Sergei Lavrov, o chefe da diplomacia russa, limitou-se a defender em Munique uma velha ideia que Putin tinha arquivado depois da crise ucraniana, mas à qual a eleição de Trump deu novo alento: a construção de uma ordem pós-ocidental. Na sua primeira versão, defendia uma “segurança pan-europeia”, que englobasse a Rússia significasse o toque de finados da NATO. A velha hostilidade dos republicanos à Rússia foi expressa em Munique pelo congressista republicano do Texas Michael McCaul: “Até agora, é apenas retórica sem acção”. Referia-se ao comportamento de Putin, enumerando os vários dossiers em que a Rússia ainda não se mostrou cooperativa, da Síria à Ucrânia, passando por uma série de sinais “provocadores”, incluindo um navio-espião ao largo de Connecticut.
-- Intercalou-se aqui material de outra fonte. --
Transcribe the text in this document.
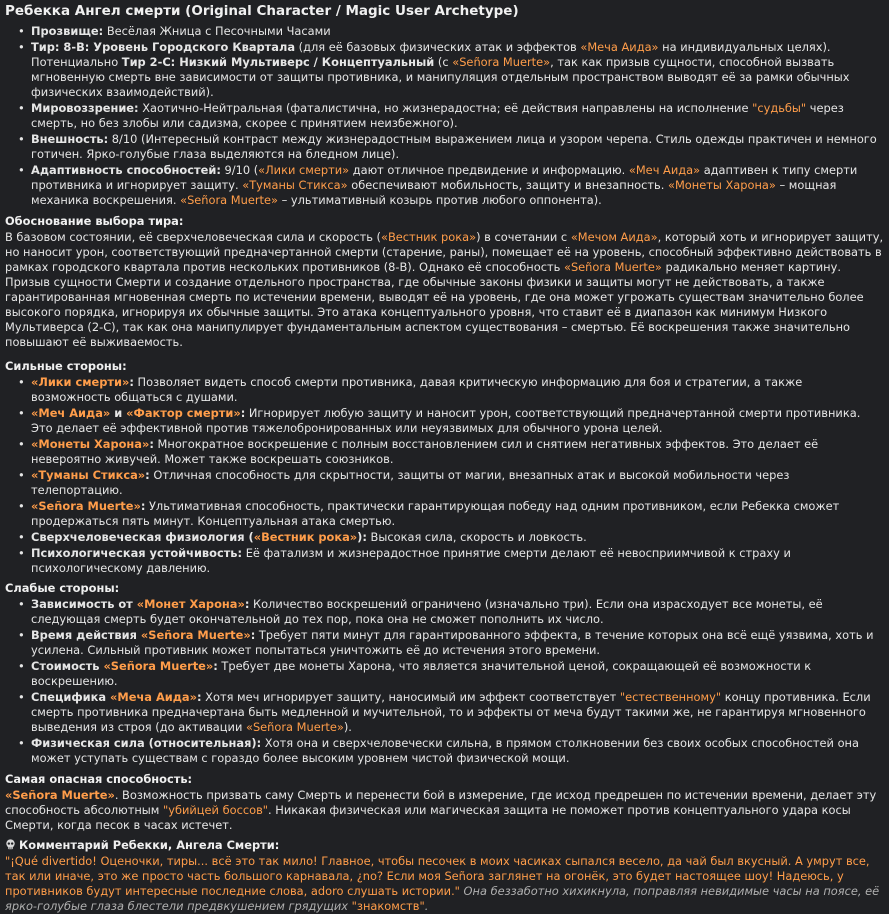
Ребекка Ангел смерти (Original Character / Magic User Archetype)
• Прозвище: Весёлая Жница с Песочными Часами
• Тир: 8-B: Уровень Городского Квартала (для её базовых физических атак и эффектов «Меча Аида» на индивидуальных целях). Потенциально Тир 2-C: Низкий Мультиверс / Концептуальный (с «Señora Muerte», так как призыв сущности, способной вызвать мгновенную смерть вне зависимости от защиты противника, и манипуляция отдельным пространством выводят её за рамки обычных физических взаимодействий).
• Мировоззрение: Хаотично-Нейтральная (фаталистична, но жизнерадостна; её действия направлены на исполнение "судьбы" через смерть, но без злобы или садизма, скорее с принятием неизбежного).
• Внешность: 8/10 (Интересный контраст между жизнерадостным выражением лица и узором черепа. Стиль одежды практичен и немного готичен. Ярко-голубые глаза выделяются на бледном лице).
• Адаптивность способностей: 9/10 («Лики смерти» дают отличное предвидение и информацию. «Меч Аида» адаптивен к типу смерти противника и игнорирует защиту. «Туманы Стикса» обеспечивают мобильность, защиту и внезапность. «Монеты Харона» – мощная механика воскрешения. «Señora Muerte» – ультимативный козырь против любого оппонента).
Обоснование выбора тира:

В базовом состоянии, её сверхчеловеческая сила и скорость («Вестник рока») в сочетании с «Мечом Аида», который хоть и игнорирует защиту, но наносит урон, соответствующий предначертанной смерти (старение, раны), помещает её на уровень, способный эффективно действовать в рамках городского квартала против нескольких противников (8-B). Однако её способность «Señora Muerte» радикально меняет картину. Призыв сущности Смерти и создание отдельного пространства, где обычные законы физики и защиты могут не действовать, а также гарантированная мгновенная смерть по истечении времени, выводят её на уровень, где она может угрожать существам значительно более высокого порядка, игнорируя их обычные защиты. Это атака концептуального уровня, что ставит её в диапазон как минимум Низкого Мультиверса (2-C), так как она манипулирует фундаментальным аспектом существования – смертью. Её воскрешения также значительно повышают её выживаемость.

Сильные стороны:
• «Лики смерти»: Позволяет видеть способ смерти противника, давая критическую информацию для боя и стратегии, а также возможность общаться с душами.
• «Меч Аида» и «Фактор смерти»: Игнорирует любую защиту и наносит урон, соответствующий предначертанной смерти противника. Это делает её эффективной против тяжелобронированных или неуязвимых для обычного урона целей.
• «Монеты Харона»: Многократное воскрешение с полным восстановлением сил и снятием негативных эффектов. Это делает её невероятно живучей. Может также воскрешать союзников.
• «Туманы Стикса»: Отличная способность для скрытности, защиты от магии, внезапных атак и высокой мобильности через телепортацию.
• «Señora Muerte»: Ультимативная способность, практически гарантирующая победу над одним противником, если Ребекка сможет продержаться пять минут. Концептуальная атака смертью.
• Сверхчеловеческая физиология («Вестник рока»): Высокая сила, скорость и ловкость.
• Психологическая устойчивость: Её фатализм и жизнерадостное принятие смерти делают её невосприимчивой к страху и психологическому давлению.
Слабые стороны:
• Зависимость от «Монет Харона»: Количество воскрешений ограничено (изначально три). Если она израсходует все монеты, её следующая смерть будет окончательной до тех пор, пока она не сможет пополнить их число.
• Время действия «Señora Muerte»: Требует пяти минут для гарантированного эффекта, в течение которых она всё ещё уязвима, хоть и усилена. Сильный противник может попытаться уничтожить её до истечения этого времени.
• Стоимость «Señora Muerte»: Требует две монеты Харона, что является значительной ценой, сокращающей её возможности к воскрешению.
• Специфика «Меча Аида»: Хотя меч игнорирует защиту, наносимый им эффект соответствует "естественному" концу противника. Если смерть противника предначертана быть медленной и мучительной, то и эффекты от меча будут такими же, не гарантируя мгновенного выведения из строя (до активации «Señora Muerte»).
• Физическая сила (относительная): Хотя она и сверхчеловечески сильна, в прямом столкновении без своих особых способностей она может уступать существам с гораздо более высоким уровнем чистой физической мощи.
Самая опасная способность:

«Señora Muerte». Возможность призвать саму Смерть и перенести бой в измерение, где исход предрешен по истечении времени, делает эту способность абсолютным "убийцей боссов". Никакая физическая или магическая защита не поможет против концептуального удара косы Смерти, когда песок в часах истечет.

Комментарий Ребекки, Ангела Смерти:

"¡Qué divertido! Оценочки, тиры... всё это так мило! Главное, чтобы песочек в моих часиках сыпался весело, да чай был вкусный. А умрут все, так или иначе, это же просто часть большого карнавала, ¿no? Если моя Señora заглянет на огонёк, это будет настоящее шоу! Надеюсь, у противников будут интересные последние слова, adoro слушать истории." Она беззаботно хихикнула, поправляя невидимые часы на поясе, её ярко-голубые глаза блестели предвкушением грядущих "знакомств".
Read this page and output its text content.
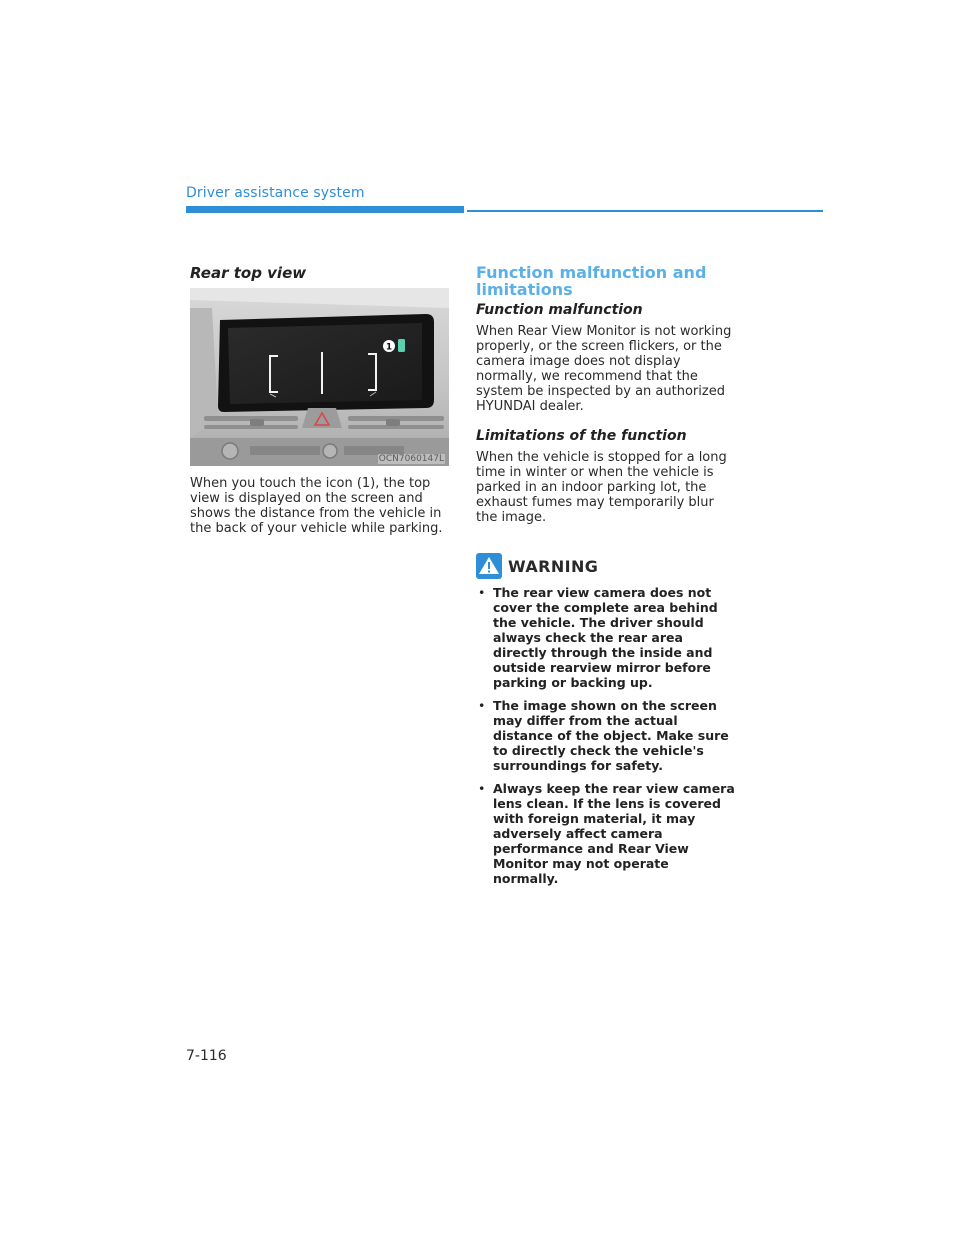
Driver assistance system
Rear top view
1
OCN7060147L

When you touch the icon (1), the top view is displayed on the screen and shows the distance from the vehicle in the back of your vehicle while parking.

Function malfunction and limitations
Function malfunction

When Rear View Monitor is not working properly, or the screen flickers, or the camera image does not display normally, we recommend that the system be inspected by an authorized HYUNDAI dealer.

Limitations of the function

When the vehicle is stopped for a long time in winter or when the vehicle is parked in an indoor parking lot, the exhaust fumes may temporarily blur the image.

WARNING
• The rear view camera does not cover the complete area behind the vehicle. The driver should always check the rear area directly through the inside and outside rearview mirror before parking or backing up.
• The image shown on the screen may differ from the actual distance of the object. Make sure to directly check the vehicle's surroundings for safety.
• Always keep the rear view camera lens clean. If the lens is covered with foreign material, it may adversely affect camera performance and Rear View Monitor may not operate normally.
7-116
Putin continua à espera de saber com o que pode contar. A sua preocupação imediata são as sanções.

4. Angela Merkel, que teve um encontro a sós com Pence, não hesitou em reconhecer que os europeus têm de fazer mais pela sua segurança. Ela própria já anunciou a intenção de aumentar o orçamento de defesa dos actuais 1,2% para os exigidos 2%, até 2024. Avisou que o fará ao seu ritmo e que não basta deitar dinheiro para cima das forças armadas para resolver os problemas.

A defesa vai ser um dos pontos centrais da agenda europeia nas próximas semanas mas também um terreno difícil na campanha eleitoral alemã. Em Munique, o chefe da diplomacia alemã, Sigmar Gabriel, perguntou onde tenciona a chanceler ir buscar o dinheiro, um argumento a que os alemães são sensíveis. Lembrou que, só para receber os refugiados, Berlim gastou 30 a 40 mil milhões de euros por ano.

Voltando a Munique, o senador americano democrata Chris Murphy saudou o discurso de Pence mas acrescentou que via “dois governos rivais dentro da administração Trump”. Qual é o verdadeiro? A Europa ainda não sabe. O que falhou na visita de Pence à Europa foi uma visão sobre o futuro, comum aos dois lados da Aliança. Por enquanto, a Europa continua à espera do próximo tweet. Trump vem à Europa em Maio, para a sua primeira cimeira da Aliança.